Les journaux relatent quotidiennement les méfaits de la crise, sans qu’apparaissent les moyens de perfectibilité du système qui l’a créée, sinon de relativiser les dégâts par les partis de gauche au pouvoir ou, lorsqu’ils sont dans l’opposition, de proposer des programmes alternatifs de changement.
Qui ne voit dans le parti socialiste français le plus bel exemple de ce qui précède !
Le socialisme-libéral ne propose pas d’alternative. Il ne suggère que des moyens de protection des pertes subies par les plus démunis. Cette protection sociale n’est efficace qu’en fonction inverse de l’ampleur de la crise. Quand cette dernière augmente, la protection sociale diminue par l’effet du manque de moyens.
A la limite, le système libéral serait mieux à même de limiter ses archaïsmes économiques que le socialisme de collaboration et d’arriver à améliorer l’usine à gaz de cent cinquante années de libéralisme.
C’est sans doute la raison de fond du dépérissement dans l’opinion publique de la social-démocratie.
Les transferts des membres du PS à l’UMP de Sarkozy témoignent de la fragilité des différences entre cette gauche-là et la droite. L’expert qu’est Nicolas Sarkozy en matière de désagrégation des forces de gauche par des ouvertures à des personnalités socialistes, montre le président très au courant de la situation mauvaise de la gauche libérale.
En Belgique, la différence droite-gauche n’est qu’apparente. Le problème est le même, sauf que c’est la social-démocratie de Di Rupo qui est en place avec deux autres formations aux idéaux proches, pour une gestion pratiquement à l’identique de la crise que celle de la France de l’UMP.
Pour se sauver des honteuses collaborations, le seul recours est le renoncement au socialisme de culture libérale. Ce qui suppose un retour à ce socialisme des débuts ayant davantage le besoin de justice, plutôt que de pouvoir.
L’intellectualisation des niveaux de pouvoir pouvait être une bonne chose, à condition que le bourgeoisisme et l’élitisme universitaire ne formatent pas les socialistes de direction dans les stéréotypes bourgeois.
Cette condition n’ayant pas été remplie, c’est l’effondrement d’une doctrine et le ridicule de l’intelligentsia de gauche. Il suffit de penser à une connerie et de dire l’inverse, disait Coluche, pour obtenir l’accord des foules.

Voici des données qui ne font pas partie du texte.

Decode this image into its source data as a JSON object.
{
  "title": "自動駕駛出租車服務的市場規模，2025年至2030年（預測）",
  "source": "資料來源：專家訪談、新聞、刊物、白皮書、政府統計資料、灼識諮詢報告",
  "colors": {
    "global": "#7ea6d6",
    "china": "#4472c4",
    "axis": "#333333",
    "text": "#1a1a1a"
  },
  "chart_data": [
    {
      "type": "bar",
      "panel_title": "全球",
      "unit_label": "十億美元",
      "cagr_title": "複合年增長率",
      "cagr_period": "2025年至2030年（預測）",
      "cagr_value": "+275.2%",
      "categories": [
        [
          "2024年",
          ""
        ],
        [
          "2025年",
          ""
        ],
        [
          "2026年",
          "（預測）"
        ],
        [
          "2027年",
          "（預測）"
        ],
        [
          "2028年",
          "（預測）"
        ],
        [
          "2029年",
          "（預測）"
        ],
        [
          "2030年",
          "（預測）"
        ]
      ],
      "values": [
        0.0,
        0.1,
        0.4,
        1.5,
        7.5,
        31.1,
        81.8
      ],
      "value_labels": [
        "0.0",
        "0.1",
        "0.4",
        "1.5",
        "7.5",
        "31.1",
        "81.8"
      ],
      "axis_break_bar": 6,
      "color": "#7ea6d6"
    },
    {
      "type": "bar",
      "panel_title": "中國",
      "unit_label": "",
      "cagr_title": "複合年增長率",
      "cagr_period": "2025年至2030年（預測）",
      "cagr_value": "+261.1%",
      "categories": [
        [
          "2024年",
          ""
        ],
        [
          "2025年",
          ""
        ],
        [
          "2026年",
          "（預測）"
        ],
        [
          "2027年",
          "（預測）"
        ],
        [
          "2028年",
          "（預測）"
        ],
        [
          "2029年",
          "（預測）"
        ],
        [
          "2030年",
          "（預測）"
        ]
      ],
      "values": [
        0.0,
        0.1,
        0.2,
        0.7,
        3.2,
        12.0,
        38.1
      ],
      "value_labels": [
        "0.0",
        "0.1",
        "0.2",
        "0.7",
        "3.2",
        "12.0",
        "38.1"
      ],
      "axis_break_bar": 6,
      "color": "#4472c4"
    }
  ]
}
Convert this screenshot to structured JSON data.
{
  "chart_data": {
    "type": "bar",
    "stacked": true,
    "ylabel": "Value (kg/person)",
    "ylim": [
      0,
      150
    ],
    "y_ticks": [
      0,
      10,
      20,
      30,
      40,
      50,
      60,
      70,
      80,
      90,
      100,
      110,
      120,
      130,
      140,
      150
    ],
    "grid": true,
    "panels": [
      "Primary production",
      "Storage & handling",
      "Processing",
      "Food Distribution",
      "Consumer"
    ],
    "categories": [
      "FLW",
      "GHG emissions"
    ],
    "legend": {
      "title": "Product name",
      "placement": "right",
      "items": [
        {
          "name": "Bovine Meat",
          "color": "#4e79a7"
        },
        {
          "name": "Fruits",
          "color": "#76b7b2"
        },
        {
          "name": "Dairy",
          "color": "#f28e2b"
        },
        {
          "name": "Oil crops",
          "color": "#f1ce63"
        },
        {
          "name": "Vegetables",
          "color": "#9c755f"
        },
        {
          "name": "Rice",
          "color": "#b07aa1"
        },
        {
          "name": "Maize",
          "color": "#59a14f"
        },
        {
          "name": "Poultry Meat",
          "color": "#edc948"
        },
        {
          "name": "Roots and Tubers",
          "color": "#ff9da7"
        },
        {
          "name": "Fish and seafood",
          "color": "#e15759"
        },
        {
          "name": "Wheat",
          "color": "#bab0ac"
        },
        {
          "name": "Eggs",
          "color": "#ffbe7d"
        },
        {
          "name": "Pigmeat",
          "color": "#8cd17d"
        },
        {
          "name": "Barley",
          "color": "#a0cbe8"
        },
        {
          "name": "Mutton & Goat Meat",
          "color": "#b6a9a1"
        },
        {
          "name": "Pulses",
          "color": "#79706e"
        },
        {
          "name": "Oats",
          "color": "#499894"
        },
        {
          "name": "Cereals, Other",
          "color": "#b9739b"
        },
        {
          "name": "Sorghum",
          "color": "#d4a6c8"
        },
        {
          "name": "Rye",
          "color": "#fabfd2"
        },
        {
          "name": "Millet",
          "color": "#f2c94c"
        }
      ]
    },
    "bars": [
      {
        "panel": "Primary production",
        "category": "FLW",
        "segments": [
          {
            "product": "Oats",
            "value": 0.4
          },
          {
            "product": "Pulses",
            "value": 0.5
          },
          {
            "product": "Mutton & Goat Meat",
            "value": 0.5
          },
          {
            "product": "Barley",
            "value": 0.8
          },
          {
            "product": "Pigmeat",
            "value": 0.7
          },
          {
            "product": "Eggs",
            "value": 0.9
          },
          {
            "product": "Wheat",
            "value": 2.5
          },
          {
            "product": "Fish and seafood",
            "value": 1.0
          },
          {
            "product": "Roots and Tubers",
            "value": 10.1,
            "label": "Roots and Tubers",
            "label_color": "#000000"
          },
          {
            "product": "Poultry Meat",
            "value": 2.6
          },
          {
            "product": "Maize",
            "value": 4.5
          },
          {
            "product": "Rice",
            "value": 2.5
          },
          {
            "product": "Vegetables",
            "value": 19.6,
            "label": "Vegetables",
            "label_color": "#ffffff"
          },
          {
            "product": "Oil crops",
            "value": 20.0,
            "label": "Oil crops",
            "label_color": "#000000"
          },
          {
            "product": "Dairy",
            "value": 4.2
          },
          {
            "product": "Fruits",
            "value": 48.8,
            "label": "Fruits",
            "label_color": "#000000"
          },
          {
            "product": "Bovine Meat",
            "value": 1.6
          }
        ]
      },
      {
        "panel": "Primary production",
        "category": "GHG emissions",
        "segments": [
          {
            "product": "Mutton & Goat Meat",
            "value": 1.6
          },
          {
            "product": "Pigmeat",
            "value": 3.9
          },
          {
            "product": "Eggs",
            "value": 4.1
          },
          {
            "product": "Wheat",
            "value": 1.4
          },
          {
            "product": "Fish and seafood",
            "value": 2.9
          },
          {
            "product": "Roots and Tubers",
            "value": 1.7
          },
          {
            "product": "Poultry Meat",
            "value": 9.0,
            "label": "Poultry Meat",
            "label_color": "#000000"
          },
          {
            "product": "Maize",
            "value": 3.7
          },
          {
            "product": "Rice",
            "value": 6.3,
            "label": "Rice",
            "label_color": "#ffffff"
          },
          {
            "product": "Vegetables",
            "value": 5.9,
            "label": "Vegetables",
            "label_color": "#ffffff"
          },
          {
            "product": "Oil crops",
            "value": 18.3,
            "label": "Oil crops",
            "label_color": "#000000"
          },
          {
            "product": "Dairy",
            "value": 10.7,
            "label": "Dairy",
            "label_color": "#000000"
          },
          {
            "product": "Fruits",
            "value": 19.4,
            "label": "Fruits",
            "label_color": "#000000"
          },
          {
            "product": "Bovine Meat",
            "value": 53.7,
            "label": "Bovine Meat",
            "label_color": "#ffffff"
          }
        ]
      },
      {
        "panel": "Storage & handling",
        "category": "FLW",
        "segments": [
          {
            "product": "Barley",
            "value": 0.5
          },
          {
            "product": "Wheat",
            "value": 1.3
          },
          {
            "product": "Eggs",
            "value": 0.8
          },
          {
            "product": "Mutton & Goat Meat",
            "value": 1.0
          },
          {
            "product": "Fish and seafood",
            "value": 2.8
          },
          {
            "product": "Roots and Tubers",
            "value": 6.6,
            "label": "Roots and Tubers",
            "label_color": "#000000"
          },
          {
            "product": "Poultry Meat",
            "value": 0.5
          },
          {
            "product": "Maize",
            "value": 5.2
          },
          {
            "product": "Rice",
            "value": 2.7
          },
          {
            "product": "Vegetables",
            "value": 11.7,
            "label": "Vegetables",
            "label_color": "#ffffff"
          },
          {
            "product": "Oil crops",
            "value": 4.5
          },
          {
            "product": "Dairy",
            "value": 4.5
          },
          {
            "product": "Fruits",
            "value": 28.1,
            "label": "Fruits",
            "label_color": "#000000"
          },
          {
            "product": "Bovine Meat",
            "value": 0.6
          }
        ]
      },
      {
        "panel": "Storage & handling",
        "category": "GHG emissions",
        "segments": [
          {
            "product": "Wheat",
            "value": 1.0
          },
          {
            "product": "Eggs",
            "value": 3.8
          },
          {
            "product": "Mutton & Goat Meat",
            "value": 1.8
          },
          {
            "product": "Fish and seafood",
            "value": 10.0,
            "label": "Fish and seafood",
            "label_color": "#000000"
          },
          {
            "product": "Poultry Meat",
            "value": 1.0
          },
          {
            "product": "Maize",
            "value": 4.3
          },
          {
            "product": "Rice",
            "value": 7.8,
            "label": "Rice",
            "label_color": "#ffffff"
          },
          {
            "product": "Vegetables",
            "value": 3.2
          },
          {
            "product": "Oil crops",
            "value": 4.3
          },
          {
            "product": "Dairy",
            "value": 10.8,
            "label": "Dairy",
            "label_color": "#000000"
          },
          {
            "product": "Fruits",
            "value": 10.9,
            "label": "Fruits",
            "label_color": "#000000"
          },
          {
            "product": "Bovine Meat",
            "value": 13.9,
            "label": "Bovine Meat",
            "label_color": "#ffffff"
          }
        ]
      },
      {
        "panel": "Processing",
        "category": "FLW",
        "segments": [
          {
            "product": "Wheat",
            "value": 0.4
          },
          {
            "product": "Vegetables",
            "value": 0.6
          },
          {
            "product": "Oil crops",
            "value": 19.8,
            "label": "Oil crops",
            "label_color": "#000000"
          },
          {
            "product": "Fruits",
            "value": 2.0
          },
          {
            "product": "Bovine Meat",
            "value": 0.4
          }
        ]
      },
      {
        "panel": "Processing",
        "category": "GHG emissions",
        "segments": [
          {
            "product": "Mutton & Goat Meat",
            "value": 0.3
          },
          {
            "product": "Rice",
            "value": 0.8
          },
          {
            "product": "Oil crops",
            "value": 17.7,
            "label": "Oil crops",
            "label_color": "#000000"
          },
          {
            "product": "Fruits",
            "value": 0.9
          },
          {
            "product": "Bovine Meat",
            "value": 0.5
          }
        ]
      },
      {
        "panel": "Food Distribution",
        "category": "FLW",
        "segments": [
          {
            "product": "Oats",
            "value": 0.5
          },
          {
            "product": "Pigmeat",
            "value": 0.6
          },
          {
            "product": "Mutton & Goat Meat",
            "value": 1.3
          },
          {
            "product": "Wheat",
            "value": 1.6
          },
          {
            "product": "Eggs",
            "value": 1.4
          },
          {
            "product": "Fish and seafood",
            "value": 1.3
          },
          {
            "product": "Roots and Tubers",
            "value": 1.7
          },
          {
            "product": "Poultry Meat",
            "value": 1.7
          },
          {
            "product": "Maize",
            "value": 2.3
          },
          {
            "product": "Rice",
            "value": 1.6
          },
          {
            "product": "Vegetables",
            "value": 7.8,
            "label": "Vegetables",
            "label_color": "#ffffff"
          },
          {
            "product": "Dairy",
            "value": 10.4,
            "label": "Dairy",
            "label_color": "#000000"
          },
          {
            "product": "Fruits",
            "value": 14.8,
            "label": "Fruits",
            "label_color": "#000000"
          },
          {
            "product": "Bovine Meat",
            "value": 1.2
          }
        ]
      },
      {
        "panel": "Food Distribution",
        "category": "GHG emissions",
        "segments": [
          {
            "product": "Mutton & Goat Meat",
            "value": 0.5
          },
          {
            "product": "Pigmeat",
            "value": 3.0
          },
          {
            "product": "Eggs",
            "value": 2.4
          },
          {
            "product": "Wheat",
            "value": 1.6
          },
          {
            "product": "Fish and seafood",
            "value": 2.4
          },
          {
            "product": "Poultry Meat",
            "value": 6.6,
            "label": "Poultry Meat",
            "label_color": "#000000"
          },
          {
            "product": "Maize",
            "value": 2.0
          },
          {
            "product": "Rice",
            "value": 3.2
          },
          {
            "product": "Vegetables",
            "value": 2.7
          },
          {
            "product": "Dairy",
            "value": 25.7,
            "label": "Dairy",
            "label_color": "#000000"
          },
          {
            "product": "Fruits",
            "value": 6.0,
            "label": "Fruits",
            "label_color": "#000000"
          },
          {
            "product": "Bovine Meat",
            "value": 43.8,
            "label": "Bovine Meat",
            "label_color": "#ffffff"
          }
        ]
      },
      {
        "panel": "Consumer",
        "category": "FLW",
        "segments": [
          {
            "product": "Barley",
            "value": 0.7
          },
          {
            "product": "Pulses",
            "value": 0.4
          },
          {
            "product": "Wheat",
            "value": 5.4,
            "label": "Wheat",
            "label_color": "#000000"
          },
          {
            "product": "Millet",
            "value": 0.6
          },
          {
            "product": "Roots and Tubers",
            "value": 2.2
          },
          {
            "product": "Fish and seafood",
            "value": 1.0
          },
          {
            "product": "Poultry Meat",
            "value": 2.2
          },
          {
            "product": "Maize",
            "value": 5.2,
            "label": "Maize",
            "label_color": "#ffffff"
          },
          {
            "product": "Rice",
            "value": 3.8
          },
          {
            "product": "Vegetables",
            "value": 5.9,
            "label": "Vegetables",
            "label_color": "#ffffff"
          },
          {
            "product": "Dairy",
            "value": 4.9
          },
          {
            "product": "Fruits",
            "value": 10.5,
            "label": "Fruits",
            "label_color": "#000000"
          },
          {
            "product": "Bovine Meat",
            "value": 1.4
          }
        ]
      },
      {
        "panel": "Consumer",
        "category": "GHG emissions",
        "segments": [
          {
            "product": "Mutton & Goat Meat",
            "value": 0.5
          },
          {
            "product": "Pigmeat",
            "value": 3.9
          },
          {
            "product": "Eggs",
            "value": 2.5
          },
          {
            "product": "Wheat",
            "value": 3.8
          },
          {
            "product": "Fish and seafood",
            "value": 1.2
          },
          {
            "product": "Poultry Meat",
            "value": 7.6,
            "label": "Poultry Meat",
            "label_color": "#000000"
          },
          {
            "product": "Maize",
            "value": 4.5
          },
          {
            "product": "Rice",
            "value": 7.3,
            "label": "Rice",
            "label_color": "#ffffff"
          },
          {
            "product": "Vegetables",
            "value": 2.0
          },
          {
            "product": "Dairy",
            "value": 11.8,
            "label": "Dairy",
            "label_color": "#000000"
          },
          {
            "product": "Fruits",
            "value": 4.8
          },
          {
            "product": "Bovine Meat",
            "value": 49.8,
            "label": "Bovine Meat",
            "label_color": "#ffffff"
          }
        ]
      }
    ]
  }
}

Encore un petit effort et le socialisme sera mûr pour la mondialisation « heureuse » version d’Alain Minc !
Comment revenir en arrière pour se ressaisir en plongeant dans ses racines ?
Lire le premier paragraphe de la Charte de Quaregnon me paraît un bon exercice. « Les richesses, en général, et spécifiquement les moyens de production, sont ou des agents naturels ou le fruit du travail - manuel et cérébral - des générations antérieures, aussi bien que de la génération actuelle ; elles doivent, par conséquent, être considérées comme le patrimoine commun de l’humanité ».
Ce texte cite à la fois les agents naturels et le fruit du travail, reconnaît l’héritage des générations antérieures, et admet comme acquis l’existence d’un « patrimoine commun de l’humanité ». Reste à gérer pour les générations futures dans les limites des agents naturels, le travail de l’homme.
Comme rien n’existe des nouvelles techniques de gestion que suppose cette profession de foi, les socialistes ont du boulot.
Ce n’est pas pour les siècles prochains que nous travaillons mais pour les années prochaines. Les générations futures sont déjà nées.
Si très vite la social-démocratie ne prend pas conscience des événements qui se précipitent, elle sera balayée par une nouvelle gauche.